A Compact Laser Imaging System for Concurrent Reflectance Confocal Microscopy and Laser Doppler Flowmetry

We propose a compact laser feedback interferometry imaging system for concurrent reflectance confocal microscopy and laser Doppler flowmetry. This system acquires both confocal reflectance and Doppler signals in a confocal architecture to image dynamic turbid media with higher contrast than a system operating in either modality and is coherent in nature. In a confocal optical configuration, reflectance confocal microscopy provides information about scattering from within a small volume centered around the focal point of the confocal system, and laser Doppler flowmetry provides information about the velocity of moving scatterers within the same volume. Raster scanning the sample enables the concurrent creation of two images, containing independent information, from a well-specified depth within the sample.
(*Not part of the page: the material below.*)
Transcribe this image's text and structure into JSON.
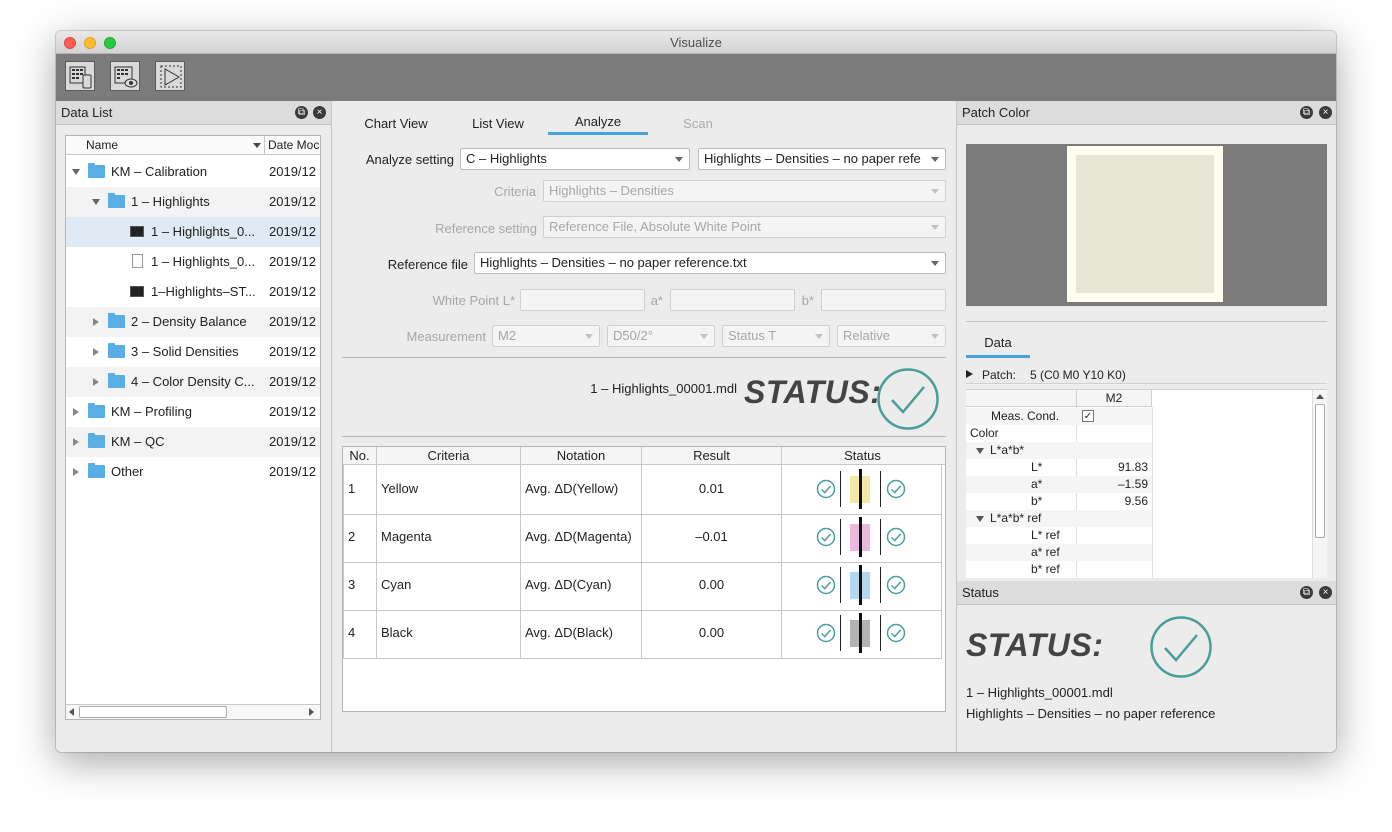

Concurrent spatial mapping of these independent sensing modalities affords improvement in the capability of the imaging system by obtaining additional information from both morphological and functional features of the dynamic turbid medium at depths penetrable by near-infrared lasers. We realize the idea using a laser feedback interferometry imaging system scanning a microfluidic channel that contains a dynamic turbid medium. We show the effectiveness of this integrated imager quantitatively through the improvement of the signal-to-background ratio of a combined (multiplication) image.